A paz do cemitério: críticas ao plano Trump-Netanyahu para Gaza

 

Li com perplexidade a reportagem, publicada no Jornal O POVO de hoje, que anuncia Donald Trump e Benjamin Netanyahu como artífices de um novo “plano de paz” para Gaza. Digo perplexidade porque, ao me debruçar sobre os termos apresentados, não vejo paz: vejo apenas a velha lógica da imposição militar travestida de diplomacia. O vocabulário é sedutor — “força de estabilização internacional”, “comitê de transição”, “libertação de reféns” — mas, ao fundo, o som que ecoa é o mesmo: o da guerra justificada como remédio definitivo.

Sinto-me invadido por uma sensação de déjà-vu. Quantas vezes já não ouvimos fórmulas parecidas, prometendo o fim da violência na Palestina? No entanto, a proposta segue ignorando o elemento central: o direito de autodeterminação do povo palestino. Quando Netanyahu declara que Gaza “nunca mais representará uma ameaça para Israel”, ele não fala de convivência ou reconhecimento; fala de subjugação, de aniquilação da política do outro. E Trump, posicionado como árbitro supostamente imparcial, não passa de aliado histórico de Israel, pronto a oferecer o “apoio total” dos Estados Unidos caso Hamas não aceite os termos. Isso não é mediação — é pressão.

A ideia de um “comitê de transição” liderado por Trump e figuras como Tony Blair beira a caricatura histórica. Que legitimidade têm essas lideranças, todas estrangeiras e alinhadas ao Ocidente, para conduzir um território cuja realidade cotidiana desconhecem? Pior ainda: a Autoridade Palestina é reduzida a um papel secundário, condicionado a “mudanças radicais”. Como esperar legitimidade em um acordo que desconsidera justamente os atores que deveriam estar no centro da negociação?

O texto da reportagem ainda destaca que alguns países árabes receberam a proposta com bons olhos. Mas eu me pergunto: até que ponto isso representa de fato apoio popular e não apenas a diplomacia de regimes autoritários interessados em agradar Washington? Em contrapartida, grupos como a Jihad Islâmica já a identificaram como “receita para agressão”. Essa divisão revela o caráter ambíguo do plano: mais uma tentativa de congelar a questão palestina sem encarar suas raízes históricas.

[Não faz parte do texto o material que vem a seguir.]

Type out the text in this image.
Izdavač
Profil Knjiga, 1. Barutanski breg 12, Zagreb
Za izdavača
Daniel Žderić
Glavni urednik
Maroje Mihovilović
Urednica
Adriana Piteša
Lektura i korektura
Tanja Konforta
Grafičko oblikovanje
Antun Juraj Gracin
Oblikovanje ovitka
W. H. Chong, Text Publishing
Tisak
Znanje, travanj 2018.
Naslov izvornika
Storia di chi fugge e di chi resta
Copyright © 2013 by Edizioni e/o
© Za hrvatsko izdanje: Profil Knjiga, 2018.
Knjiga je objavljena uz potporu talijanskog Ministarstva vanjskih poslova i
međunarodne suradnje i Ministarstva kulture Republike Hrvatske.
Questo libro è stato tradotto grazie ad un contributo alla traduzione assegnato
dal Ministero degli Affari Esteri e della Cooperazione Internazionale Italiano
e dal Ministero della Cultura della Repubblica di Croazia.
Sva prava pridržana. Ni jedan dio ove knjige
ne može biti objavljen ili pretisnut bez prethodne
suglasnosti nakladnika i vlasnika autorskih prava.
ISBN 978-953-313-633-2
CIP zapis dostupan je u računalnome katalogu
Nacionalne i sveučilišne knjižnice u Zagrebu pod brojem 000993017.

O dado que mais me assombra é o número: mais de 66 mil mortos após a ofensiva israelense. Como falar em “paz” sobre ruínas fumegantes, sem oferecer justiça às vítimas, sem reparar a devastação? O que se oferece, no fundo, é uma paz do cemitério, onde o silêncio não nasce da convivência, mas do extermínio.

Não consigo me desligar da indignação que esse tipo de notícia me provoca. Paz não pode ser desenhada apenas em gabinetes diplomáticos, sem a escuta das vozes palestinas, sem reconhecer que não há simetria entre um Estado altamente armado e um território sitiado. A chamada “transição” só será legítima quando for fruto de diálogo real e quando reconhecer o direito de Gaza e da Palestina existirem como povo, não como apêndice controlado por Israel e tutelado por potências estrangeiras.

 

 Indicações de leitura para aprofundar o debate:

  • Edward Said, A Questão da Palestina (1979) — análise seminal sobre o apagamento político palestino.
  • Ilan Pappé, A limpeza étnica da Palestina (2006) — um olhar crítico sobre as raízes históricas da ocupação.
  • Rashid Khalidi, The Hundred Years’ War on Palestine (2020) — que expõe a continuidade da luta palestina.
  • Judith Butler, Parting Ways: Jewishness and the Critique of Zionism (2012) — reflexão filosófica sobre ética, identidade e colonização.